Alliance against road building
PRESS RELEASE 20th July 2005
M6 EXPRESSWAY - THE 'CON' IN CONSULTATION
Road Block reacted with anger as the government announced plans to press ahead with a new 50 mile tolled motorway from Birmingham to Manchester, even though consultation responses showed 98% opposed the scheme (1).
There were 9528 responses to the consultation with only 106 in favour of the scheme. There were 9313 responses against the scheme.
Rebecca Lush of Road Block said:
"By disregarding 98% of public opinion the government is demonstrating the 'con' in consultation This disastrous proposal could not have produced a more overwhelming rejection of road building. This shows the government doesn't care about tackling traffic growth, climate change, protecting the countryside, or public opinion. If the government ignores public opinion, Road Block believes it will create the cynicism with the political process that sparked the direct action protests against road building in the 1990s".
Road Block also believes that the government is considering new 'parallel' tolled motorways throughout the country (2).

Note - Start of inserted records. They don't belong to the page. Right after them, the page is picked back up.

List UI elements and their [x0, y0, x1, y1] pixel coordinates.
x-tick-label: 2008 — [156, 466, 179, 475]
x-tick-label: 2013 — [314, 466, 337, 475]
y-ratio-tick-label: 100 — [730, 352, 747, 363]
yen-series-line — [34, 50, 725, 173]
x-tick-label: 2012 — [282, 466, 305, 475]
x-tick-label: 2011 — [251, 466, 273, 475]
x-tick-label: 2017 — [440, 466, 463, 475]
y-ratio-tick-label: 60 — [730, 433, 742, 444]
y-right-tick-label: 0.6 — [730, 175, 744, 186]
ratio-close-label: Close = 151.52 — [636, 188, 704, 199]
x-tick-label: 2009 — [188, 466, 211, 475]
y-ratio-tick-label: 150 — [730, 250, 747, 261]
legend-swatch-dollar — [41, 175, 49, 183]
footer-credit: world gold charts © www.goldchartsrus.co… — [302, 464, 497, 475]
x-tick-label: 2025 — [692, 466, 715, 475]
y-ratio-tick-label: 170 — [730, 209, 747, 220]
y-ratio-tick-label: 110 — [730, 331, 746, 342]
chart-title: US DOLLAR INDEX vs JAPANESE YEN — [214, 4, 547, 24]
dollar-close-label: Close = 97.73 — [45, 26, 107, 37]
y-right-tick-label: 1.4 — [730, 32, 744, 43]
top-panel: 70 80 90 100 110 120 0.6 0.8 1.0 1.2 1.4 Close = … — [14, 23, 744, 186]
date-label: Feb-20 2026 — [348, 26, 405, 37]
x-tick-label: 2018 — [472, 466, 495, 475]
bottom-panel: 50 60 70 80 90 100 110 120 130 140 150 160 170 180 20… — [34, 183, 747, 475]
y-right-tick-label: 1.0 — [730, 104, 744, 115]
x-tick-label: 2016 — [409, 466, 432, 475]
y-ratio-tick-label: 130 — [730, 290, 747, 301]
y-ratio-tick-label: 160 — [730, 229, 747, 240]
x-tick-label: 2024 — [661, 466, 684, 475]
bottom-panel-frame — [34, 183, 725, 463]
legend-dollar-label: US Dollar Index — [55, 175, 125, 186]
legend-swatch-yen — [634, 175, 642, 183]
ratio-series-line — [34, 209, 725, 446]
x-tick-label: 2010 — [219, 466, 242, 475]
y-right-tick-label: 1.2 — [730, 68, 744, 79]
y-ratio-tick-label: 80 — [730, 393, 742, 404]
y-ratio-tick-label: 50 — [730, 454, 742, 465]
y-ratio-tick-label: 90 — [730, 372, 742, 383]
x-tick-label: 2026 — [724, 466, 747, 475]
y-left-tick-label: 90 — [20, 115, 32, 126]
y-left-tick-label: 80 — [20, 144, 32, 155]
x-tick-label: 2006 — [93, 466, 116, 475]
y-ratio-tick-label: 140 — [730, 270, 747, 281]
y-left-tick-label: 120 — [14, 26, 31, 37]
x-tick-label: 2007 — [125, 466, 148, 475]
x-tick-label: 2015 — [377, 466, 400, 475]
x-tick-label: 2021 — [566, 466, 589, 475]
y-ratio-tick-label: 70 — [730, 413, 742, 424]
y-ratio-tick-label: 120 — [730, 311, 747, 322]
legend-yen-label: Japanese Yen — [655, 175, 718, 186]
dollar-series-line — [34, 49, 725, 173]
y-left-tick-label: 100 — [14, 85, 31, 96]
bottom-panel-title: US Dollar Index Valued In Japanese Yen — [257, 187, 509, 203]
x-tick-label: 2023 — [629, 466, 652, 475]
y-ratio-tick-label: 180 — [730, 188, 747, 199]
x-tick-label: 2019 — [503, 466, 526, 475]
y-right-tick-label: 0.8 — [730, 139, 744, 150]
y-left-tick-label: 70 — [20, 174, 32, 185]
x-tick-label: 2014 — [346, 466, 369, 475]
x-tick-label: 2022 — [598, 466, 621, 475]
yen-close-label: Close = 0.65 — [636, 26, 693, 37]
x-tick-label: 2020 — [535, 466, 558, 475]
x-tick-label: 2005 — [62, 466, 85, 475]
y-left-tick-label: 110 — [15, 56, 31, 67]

"The government is not serious about tackling traffic growth and climate change. Instead of building new motorways, the government should be tolling existing roads, putting the money into public transport alternatives and reducing traffic growth. Road building simply generates more traffic and shows the government is not serious in tackling the spiralling CO2 emissions from road transport". (3)
Notes to Editors
(1)The table of results of the consultation are at http://www.dft.gov.uk/stellent/groups/dft_roads/documents/page/dft_roads_039141.hcsp
A consultation into the proposed motorway was announced in July 2004. The consultation period ended in October 2004, with the West Midlands Regional Assembly rejecting the scheme, and statutory bodies raising serious concerns.
(3) Transport accounts for 25% of CO2 emissions in the UK, with road transport making up 80% of those emissions. Transport is the fastest growing source of CO2, and so the sector most critical to tackle. It also remains the area the government is least willing to tackle, instead increasing the problem by building more roads.encouraging more traffic.